保険料という意味では貯蓄型は38,304円に対して掛け捨ては480,480円と、貯蓄型の方がお得に見えましたよね?
でも、元となる資金をそろえてあげると60歳時点の収支が−38,304円(貯蓄型)と+233,184円(掛け捨て)になります。
これ、すごいカラクリだと思いませんか?笑
2. 貯蓄型の医療保険、実は保険料が割高
貯蓄型の保険って実は割高なんですよ。
もちろん、還付金を受け取るまでの保険料に差が出るのは当たり前ですが(貯蓄も兼ねているので当然貯蓄型の方が保険料が高い)
問題は、還付金を受け取る60歳以降の保険料!
そもそも貯蓄型の保険は還付金を受け取った後も、従来と同じ保険料(3,544円)で継続します。
この頃になるとみんな何かしら健康に不安を感じているので、保険を乗り換えることは難しいですし、保険をやめるよりは続けたい人の方が多いでしょう。すると、どうなると思いますか?
老後の保険料に圧倒的な差が!!!
掛け捨てにしておけば、60歳以降に継続してもずっと1,430円のままです。
いいですか?保険料が安い若い時期に加入したという点は同じなのに、ここまで差がでるなんて正直悲しいですね…( ;∀;)
3. 一度加入してしまうと、保険を解約しづらい
さらにいうと、この貯蓄型の保険。一度加入するとやめづらいのもデメリットの1つ。
だって、貯蓄も兼ねて加入していますからね。還付金をもらえるまで続けないと意味がないって続けてしまうでしょ?
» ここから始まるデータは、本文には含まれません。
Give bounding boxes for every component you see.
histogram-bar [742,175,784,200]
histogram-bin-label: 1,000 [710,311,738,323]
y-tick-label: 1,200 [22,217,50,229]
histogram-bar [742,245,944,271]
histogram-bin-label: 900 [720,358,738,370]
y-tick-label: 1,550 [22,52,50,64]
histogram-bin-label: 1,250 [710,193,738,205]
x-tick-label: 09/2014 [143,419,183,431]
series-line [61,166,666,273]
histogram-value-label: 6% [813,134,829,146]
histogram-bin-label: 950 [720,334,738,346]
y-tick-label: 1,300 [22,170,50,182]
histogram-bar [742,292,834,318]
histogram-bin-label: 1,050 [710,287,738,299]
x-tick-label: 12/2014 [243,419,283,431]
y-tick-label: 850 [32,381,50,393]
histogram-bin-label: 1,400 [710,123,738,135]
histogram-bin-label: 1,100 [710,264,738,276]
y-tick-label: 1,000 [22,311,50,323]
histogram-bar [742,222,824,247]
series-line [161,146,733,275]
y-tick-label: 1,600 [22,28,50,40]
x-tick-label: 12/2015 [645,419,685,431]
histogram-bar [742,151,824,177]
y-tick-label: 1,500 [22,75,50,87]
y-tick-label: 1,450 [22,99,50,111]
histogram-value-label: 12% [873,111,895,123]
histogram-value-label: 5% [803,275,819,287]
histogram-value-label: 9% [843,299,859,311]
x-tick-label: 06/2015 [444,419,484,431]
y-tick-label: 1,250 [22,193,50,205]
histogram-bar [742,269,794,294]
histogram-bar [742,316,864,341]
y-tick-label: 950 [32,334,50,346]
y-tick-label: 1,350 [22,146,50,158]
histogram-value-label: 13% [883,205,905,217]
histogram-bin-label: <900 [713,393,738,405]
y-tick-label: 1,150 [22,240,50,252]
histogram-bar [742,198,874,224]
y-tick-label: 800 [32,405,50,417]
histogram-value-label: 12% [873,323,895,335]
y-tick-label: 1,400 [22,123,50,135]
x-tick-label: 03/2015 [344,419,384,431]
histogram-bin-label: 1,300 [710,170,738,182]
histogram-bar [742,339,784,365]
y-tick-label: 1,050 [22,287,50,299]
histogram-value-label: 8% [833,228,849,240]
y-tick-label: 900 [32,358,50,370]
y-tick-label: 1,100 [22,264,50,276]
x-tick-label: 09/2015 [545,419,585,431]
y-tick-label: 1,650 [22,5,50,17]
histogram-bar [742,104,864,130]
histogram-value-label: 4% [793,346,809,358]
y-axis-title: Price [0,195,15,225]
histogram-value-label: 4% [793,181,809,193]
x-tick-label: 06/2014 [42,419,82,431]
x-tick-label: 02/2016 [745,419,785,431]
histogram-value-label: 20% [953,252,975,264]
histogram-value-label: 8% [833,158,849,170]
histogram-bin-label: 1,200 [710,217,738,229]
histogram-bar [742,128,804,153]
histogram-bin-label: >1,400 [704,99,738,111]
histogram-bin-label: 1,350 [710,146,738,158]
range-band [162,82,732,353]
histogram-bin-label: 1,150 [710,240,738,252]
さらに言うと、保険って古いものは時代遅れの使い物にならなくなることもあります。
でも「この保険、保険料が割高だから乗り換えたいな…」と思ったときには、すでに何かしら持病があって、保険の乗り換えすらできない可能性も高いのです。
そうなると、どうでしょうか?結局のところ
ズルズル続けるしかないと思いませんか?
保険はシンプルなものにするべき
仕組みが複雑すぎる保険には入るべきではありません。そもそも、なぜ?貯蓄型の医療保険の仕組みを複雑にしていると思いますか?
それは、なんとなーくお得なように見せようとする保険会社の企業努力だと考えていますw
複雑な保険しか存在しなくて、それに入る必要があるなら入ればいいですが、掛け捨ての保険でも十分に目的は達成できますよね?
しかも、いざという時のお金は「現金」でおいてないと意味がありません。
sonic
そういった意味でいっても、保険で貯蓄するのは避けて「掛け捨てタイプ」にしておくことをおすすめします。
まとめ:医療保険は貯蓄型よりも「掛け捨て」
今回は貯蓄型の医療保険について取り上げてみました。
正直、ひとつもいいところがなかったわけですが(汗)もし保険屋さんでおすすめされたとしても、本当にお得なのか?収支や老後の保険料まで考えて
よーくよーーーく決めてくださいね。